Flat and medium, decreases the tone in ¾.
Flat, decreases the pitch of a note in a semitone.
Demi-flat, decreases the tone by ¼.
Natural, modifies the tone of a previous flat or flat according to the key represented at the beginning of the staff.
Demi-sharp, increases the pitch of the note by ¼.
Sharp, increases the pitch of the note by a semitone.
Sharp and medium, increases the pitch of the note by ¾.
Double sharp, increases the pitch of the note by two chromatic semitones.
They are alterations that are enclosed in parentheses, flat, sharps or natural. This is done because sometimes a passage is too difficult and when interpreting it we may not realize that they are altered. Therefore, it is important to remember that if in a measure there is a note with an accidental alteration, and there are more equal notes within it, it must also be altered.

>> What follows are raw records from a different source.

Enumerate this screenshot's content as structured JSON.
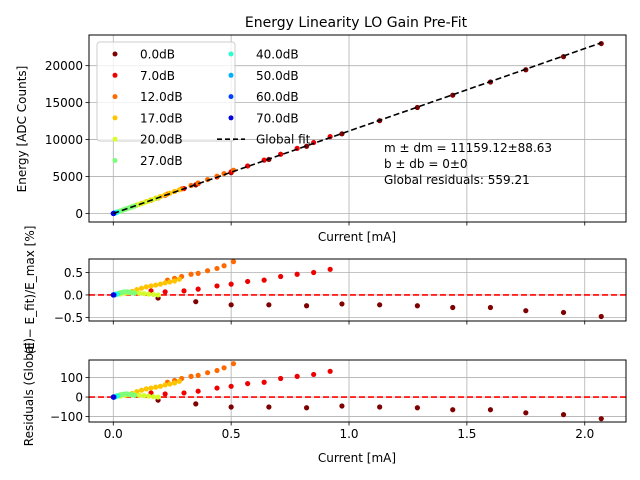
{
  "figure": {
    "title": "Energy Linearity LO Gain Pre-Fit"
  },
  "chart_data": [
    {
      "type": "scatter",
      "panel": "energy",
      "title": "Energy Linearity LO Gain Pre-Fit",
      "xlabel": "Current [mA]",
      "ylabel": "Energy [ADC Counts]",
      "xlim": [
        -0.103,
        2.175
      ],
      "ylim": [
        -1150,
        24150
      ],
      "xticks": [
        0.0,
        0.5,
        1.0,
        1.5,
        2.0
      ],
      "xtick_labels_visible": false,
      "yticks": [
        0,
        5000,
        10000,
        15000,
        20000
      ],
      "ytick_labels": [
        "0",
        "5000",
        "10000",
        "15000",
        "20000"
      ],
      "grid": true,
      "legend_position": "upper-left",
      "legend_columns": 2,
      "fit": {
        "label": "Global fit",
        "slope": 11159.12,
        "intercept": 0,
        "color": "#000000",
        "style": "dashed"
      },
      "annotation": [
        "m ± dm = 11159.12±88.63",
        "b ± db = 0±0",
        "Global residuals: 559.21"
      ]
    },
    {
      "type": "scatter",
      "panel": "percent",
      "xlabel": "",
      "ylabel": "(E − E_fit)/E_max [%]",
      "xlim": [
        -0.103,
        2.175
      ],
      "ylim": [
        -0.58,
        0.8
      ],
      "xticks": [
        0.0,
        0.5,
        1.0,
        1.5,
        2.0
      ],
      "xtick_labels_visible": false,
      "yticks": [
        -0.5,
        0.0,
        0.5
      ],
      "ytick_labels": [
        "−0.5",
        "0.0",
        "0.5"
      ],
      "grid": true,
      "zero_line": {
        "color": "#ff0000",
        "style": "dashed"
      }
    },
    {
      "type": "scatter",
      "panel": "residuals",
      "xlabel": "Current [mA]",
      "ylabel": "Residuals (Global)",
      "xlim": [
        -0.103,
        2.175
      ],
      "ylim": [
        -128,
        190
      ],
      "xticks": [
        0.0,
        0.5,
        1.0,
        1.5,
        2.0
      ],
      "xtick_labels": [
        "0.0",
        "0.5",
        "1.0",
        "1.5",
        "2.0"
      ],
      "yticks": [
        -100,
        0,
        100
      ],
      "ytick_labels": [
        "−100",
        "0",
        "100"
      ],
      "grid": true,
      "zero_line": {
        "color": "#ff0000",
        "style": "dashed"
      }
    }
  ],
  "series": [
    {
      "name": "0.0dB",
      "color": "#7f0000",
      "x": [
        0.19,
        0.35,
        0.5,
        0.66,
        0.82,
        0.97,
        1.13,
        1.29,
        1.44,
        1.6,
        1.75,
        1.91,
        2.07
      ],
      "energy": [
        2104,
        3871,
        5529,
        7314,
        9095,
        10778,
        12559,
        14340,
        16004,
        17790,
        19448,
        21224,
        22988
      ],
      "percent": [
        -0.07,
        -0.15,
        -0.22,
        -0.22,
        -0.24,
        -0.2,
        -0.22,
        -0.24,
        -0.28,
        -0.28,
        -0.35,
        -0.39,
        -0.48
      ],
      "residual": [
        -16,
        -35,
        -51,
        -51,
        -55,
        -46,
        -51,
        -55,
        -65,
        -65,
        -81,
        -90,
        -111
      ]
    },
    {
      "name": "7.0dB",
      "color": "#ee0000",
      "x": [
        0.16,
        0.22,
        0.3,
        0.36,
        0.44,
        0.5,
        0.57,
        0.64,
        0.71,
        0.78,
        0.85,
        0.92
      ],
      "energy": [
        1806,
        2471,
        3369,
        4047,
        4956,
        5635,
        6430,
        7218,
        8018,
        8810,
        9601,
        10398
      ],
      "percent": [
        0.09,
        0.07,
        0.09,
        0.13,
        0.2,
        0.24,
        0.3,
        0.33,
        0.41,
        0.46,
        0.5,
        0.57
      ],
      "residual": [
        21,
        16,
        21,
        30,
        46,
        55,
        69,
        76,
        95,
        106,
        116,
        132
      ]
    },
    {
      "name": "12.0dB",
      "color": "#ff6a00",
      "x": [
        0.23,
        0.26,
        0.29,
        0.33,
        0.36,
        0.4,
        0.44,
        0.47,
        0.51
      ],
      "energy": [
        2643,
        2986,
        3331,
        3789,
        4128,
        4589,
        5046,
        5395,
        5862
      ],
      "percent": [
        0.33,
        0.37,
        0.41,
        0.46,
        0.48,
        0.54,
        0.59,
        0.65,
        0.74
      ],
      "residual": [
        76,
        85,
        95,
        106,
        111,
        125,
        136,
        150,
        171
      ]
    },
    {
      "name": "17.0dB",
      "color": "#ffc400",
      "x": [
        0.06,
        0.08,
        0.1,
        0.12,
        0.14,
        0.16,
        0.18,
        0.2,
        0.22,
        0.24,
        0.26,
        0.28
      ],
      "energy": [
        682,
        911,
        1144,
        1374,
        1604,
        1831,
        2060,
        2287,
        2517,
        2745,
        2973,
        3206
      ],
      "percent": [
        0.05,
        0.08,
        0.12,
        0.15,
        0.18,
        0.2,
        0.22,
        0.24,
        0.27,
        0.29,
        0.31,
        0.35
      ],
      "residual": [
        12,
        18,
        28,
        35,
        42,
        46,
        51,
        55,
        62,
        67,
        72,
        81
      ]
    },
    {
      "name": "20.0dB",
      "color": "#d4ff2a",
      "x": [
        0.03,
        0.05,
        0.07,
        0.09,
        0.11,
        0.13,
        0.15,
        0.17,
        0.19
      ],
      "energy": [
        340,
        567,
        793,
        1016,
        1237,
        1458,
        1679,
        1899,
        2120
      ],
      "percent": [
        0.02,
        0.04,
        0.05,
        0.05,
        0.04,
        0.03,
        0.02,
        0.01,
        0.0
      ],
      "residual": [
        5,
        9,
        12,
        12,
        9,
        7,
        5,
        2,
        0
      ]
    },
    {
      "name": "27.0dB",
      "color": "#7dff7a",
      "x": [
        0.01,
        0.02,
        0.03,
        0.04,
        0.05,
        0.06,
        0.07,
        0.08,
        0.09
      ],
      "energy": [
        114,
        230,
        347,
        460,
        574,
        686,
        795,
        905,
        1013
      ],
      "percent": [
        0.01,
        0.03,
        0.05,
        0.06,
        0.07,
        0.07,
        0.06,
        0.05,
        0.04
      ],
      "residual": [
        2,
        7,
        12,
        14,
        16,
        16,
        14,
        12,
        9
      ]
    },
    {
      "name": "40.0dB",
      "color": "#29ffce",
      "x": [
        0.003,
        0.006,
        0.009,
        0.012,
        0.015,
        0.018
      ],
      "energy": [
        33,
        69,
        102,
        139,
        172,
        206
      ],
      "percent": [
        0.0,
        0.01,
        0.01,
        0.02,
        0.02,
        0.02
      ],
      "residual": [
        0,
        2,
        2,
        5,
        5,
        5
      ]
    },
    {
      "name": "50.0dB",
      "color": "#00b0ff",
      "x": [
        0.001,
        0.002,
        0.003,
        0.004,
        0.005
      ],
      "energy": [
        11,
        22,
        33,
        45,
        56
      ],
      "percent": [
        0,
        0,
        0,
        0,
        0
      ],
      "residual": [
        0,
        0,
        0,
        0,
        0
      ]
    },
    {
      "name": "60.0dB",
      "color": "#0040ff",
      "x": [
        0.0005,
        0.001,
        0.0015
      ],
      "energy": [
        6,
        11,
        17
      ],
      "percent": [
        0,
        0,
        0
      ],
      "residual": [
        0,
        0,
        0
      ]
    },
    {
      "name": "70.0dB",
      "color": "#0000e0",
      "x": [
        0.0002,
        0.0004
      ],
      "energy": [
        2,
        4
      ],
      "percent": [
        0,
        0
      ],
      "residual": [
        0,
        0
      ]
    }
  ]
}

Key signature is a musical sign that defines the alterations that the notes will have in that space or line. If there is no key signature in the staff, it can be interpreted as being major / minor, although it can also mean that it is a neutral key signature.

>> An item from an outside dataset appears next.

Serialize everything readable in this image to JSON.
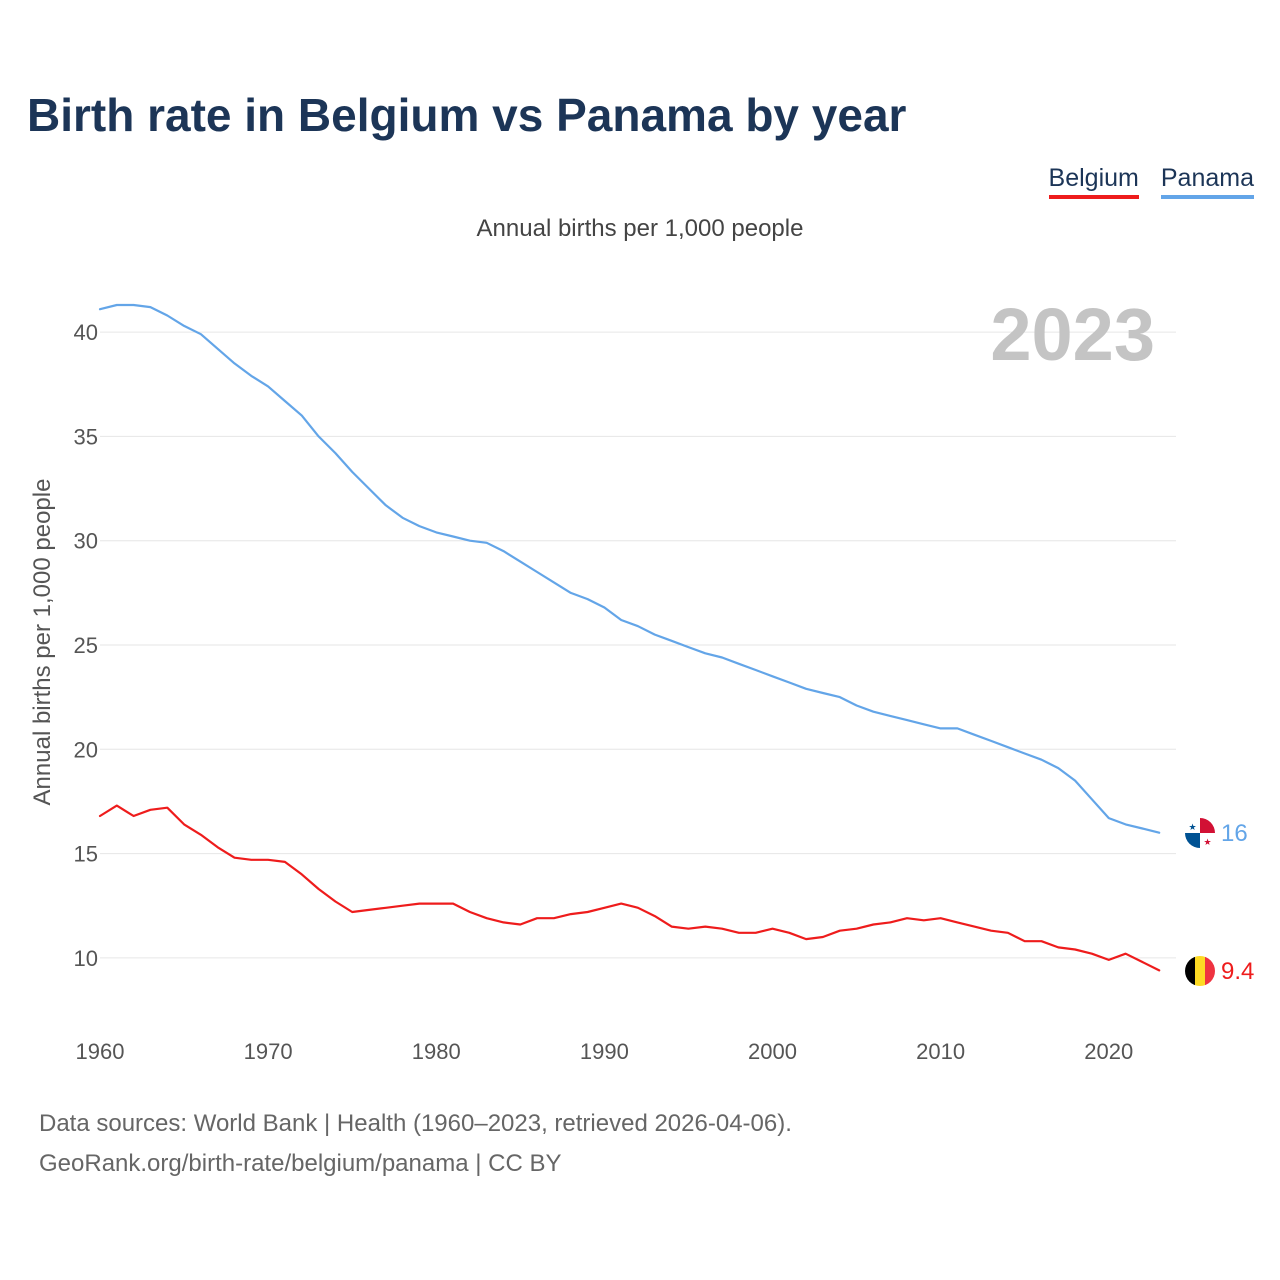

The Key signatures can be flats signatures, which decrease the corresponding line or space note by a semitone, determining whether the tonality is less or greater. The sharps key signature causes the inverse effect, increasing the halftone the note of the corresponding line or space. Both key signatures will be affected by the amount of flats or sharps in each one.
These musical signs serve the composer to indicate that the passage within the repetition signs must be repeated from the beginning.
Simple and double time signatures
When they appear in the stave, these musical signs indicate that we have to go to the repetition sign and, when we repeat, skip box number one, to go to the second.
The measure determines the measure of the music. And it is represented with two numbers, one on top of the other. Within modern music, the most common measures are: 4/4, 3/4, 2/4 and 6/8. Although there are other measures, such as 9/8, but they are hardly used today.
Abbreviation for repeating measures
Once the composer has written the part of the piece that he wants to be repeated later, he uses these musical signs so he doesn’t have to rewrite everything. These signs can be put in as many measures as we want and have the same function as the quotes.
These are musical signs that usually appear under the staves and are used by the composer to indicate to the performer the intensity with which he wishes the indicated passage to be played. These overtones can range from the pianississimo (extremely soft) to the fortississimo (extremely strong), there being the sforzando that is literally a sharp intensity. Similarly, the overtones may indicate a gradual increase in volume (crescendo) or, conversely, gradually decrease the volume (decrease or decrease).
Eighth high and eighth low
Sometimes, it is necessary to add notes that are too sharp or too deeptoned and the composer do not want to add additional lines to the score. To achieve this, the musical signs of high octave and low octave are aided, which when placed on a note indicate that the pitch of the note should be increased or decreased by an octave.
This musical sign corresponds to an ornament that modifies the heights pattern of an individual note. The trill specifically, is a rapid alteration between the specific note and the highest tone or semitone within its duration. When a wavy horizontal line follows the sign of the trill, it means that it is a long trill.
The mordant is another musical ornament similar to the trill but where the written note alternated with its upper note (upper mordant) or lower (lower mordant) is executed quickly. An example would be C, B, C, B, and C.
As you must have noticed, the musical signs are not difficult to learn once you have studied them enough. Once you learn the ones that appear here, you will be able to easily read most of the staves that falls into your hands.